# Jotul vs Enviro????



## garth (Nov 26, 2012)

Got 2 estimates including installation that are almost identical between the Jotul 400 Sebago and the Enviro Westport.  Just looking to get the best bang for my buck.  Any feedback would be greatly appreciated.  Thanks


----------



## DAKSY (Nov 26, 2012)

If you compare apples to apples & you got the same price for the install of either, let the specs guide you. The Sebago is a bigger unit (BTU-wise) & has a more efficient in burn, so unless the colors that each manufacturer offer come into play, I'd lean towards the Jotul. I've sold, serviced & installed both & some of the Enviro products are real PITA to work on, while the Jotul gas models are easy to service...


----------



## garth (Nov 26, 2012)

DAKSY said:


> If you compare apples to apples & you got the same price for the install of either, let the specs guide you.
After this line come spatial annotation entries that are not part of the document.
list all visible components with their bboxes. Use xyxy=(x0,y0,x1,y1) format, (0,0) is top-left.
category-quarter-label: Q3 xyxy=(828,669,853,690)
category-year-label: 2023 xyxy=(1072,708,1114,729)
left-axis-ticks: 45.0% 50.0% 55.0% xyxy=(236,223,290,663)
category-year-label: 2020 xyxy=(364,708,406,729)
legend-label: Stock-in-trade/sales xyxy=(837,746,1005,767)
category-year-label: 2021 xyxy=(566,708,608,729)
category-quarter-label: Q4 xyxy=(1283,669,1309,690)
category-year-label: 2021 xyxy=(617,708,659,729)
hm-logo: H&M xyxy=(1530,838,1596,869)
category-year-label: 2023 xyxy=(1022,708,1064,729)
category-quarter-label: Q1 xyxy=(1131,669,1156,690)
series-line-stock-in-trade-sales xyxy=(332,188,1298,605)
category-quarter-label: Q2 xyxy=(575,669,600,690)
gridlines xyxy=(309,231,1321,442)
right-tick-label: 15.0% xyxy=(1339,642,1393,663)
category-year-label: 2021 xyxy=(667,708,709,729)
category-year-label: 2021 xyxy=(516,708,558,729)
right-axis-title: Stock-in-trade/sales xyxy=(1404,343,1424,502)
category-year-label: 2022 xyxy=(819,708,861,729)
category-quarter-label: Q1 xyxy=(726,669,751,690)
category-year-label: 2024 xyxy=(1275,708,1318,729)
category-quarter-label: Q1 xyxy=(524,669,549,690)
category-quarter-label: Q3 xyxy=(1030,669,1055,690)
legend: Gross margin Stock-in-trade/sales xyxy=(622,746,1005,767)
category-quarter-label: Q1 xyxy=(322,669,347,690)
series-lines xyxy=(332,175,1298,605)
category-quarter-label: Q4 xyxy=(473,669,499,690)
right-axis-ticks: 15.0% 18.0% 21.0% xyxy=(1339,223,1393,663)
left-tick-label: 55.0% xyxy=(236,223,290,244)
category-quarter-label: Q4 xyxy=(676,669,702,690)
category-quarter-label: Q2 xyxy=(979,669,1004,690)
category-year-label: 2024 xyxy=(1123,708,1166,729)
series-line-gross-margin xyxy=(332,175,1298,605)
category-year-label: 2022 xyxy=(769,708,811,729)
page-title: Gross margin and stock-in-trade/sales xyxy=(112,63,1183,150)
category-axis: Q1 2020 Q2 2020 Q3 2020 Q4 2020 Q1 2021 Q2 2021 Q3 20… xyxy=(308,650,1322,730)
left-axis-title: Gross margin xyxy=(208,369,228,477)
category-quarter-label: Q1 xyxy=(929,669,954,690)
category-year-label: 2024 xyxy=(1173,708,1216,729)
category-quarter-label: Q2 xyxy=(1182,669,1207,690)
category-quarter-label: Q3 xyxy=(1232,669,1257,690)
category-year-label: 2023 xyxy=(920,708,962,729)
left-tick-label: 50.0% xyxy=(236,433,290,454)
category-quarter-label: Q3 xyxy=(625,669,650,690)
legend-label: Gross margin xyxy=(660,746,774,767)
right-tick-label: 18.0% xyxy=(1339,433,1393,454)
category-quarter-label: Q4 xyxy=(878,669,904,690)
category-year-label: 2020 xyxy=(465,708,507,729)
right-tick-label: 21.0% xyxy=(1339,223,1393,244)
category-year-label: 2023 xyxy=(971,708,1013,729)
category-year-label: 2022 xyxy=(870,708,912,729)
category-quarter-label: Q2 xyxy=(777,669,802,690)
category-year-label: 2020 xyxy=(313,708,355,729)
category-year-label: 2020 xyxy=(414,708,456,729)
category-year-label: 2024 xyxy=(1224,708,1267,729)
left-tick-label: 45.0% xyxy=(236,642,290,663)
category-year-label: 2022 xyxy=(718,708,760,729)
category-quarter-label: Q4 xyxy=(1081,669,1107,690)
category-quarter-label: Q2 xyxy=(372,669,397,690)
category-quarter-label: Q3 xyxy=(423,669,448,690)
The Sebago is a bigger unit (BTU-wise) & has a more efficient in burn, so unless the colors that each manufacturer offer come into play, I'd lean towards the Jotul. I've sold, serviced & installed both & some of the Enviro products are real PITA to work on, while the Jotul gas models are easy to service...





DAKSY said:


> If you compare apples to apples & you got the same price for the install of either, let the specs guide you. The Sebago is a bigger unit (BTU-wise) & has a more efficient in burn, so unless the colors that each manufacturer offer come into play, I'd lean towards the Jotul. I've sold, serviced & installed both & some of the Enviro products are real PITA to work on, while the Jotul gas models are easy to service...


----------



## garth (Nov 26, 2012)

Thanks for the feedback.  Was leaning more towards the Jotul.  Much appreciated!


----------



## Ironhorse74 (Dec 8, 2012)

I second the Jotul. Much better unit.


----------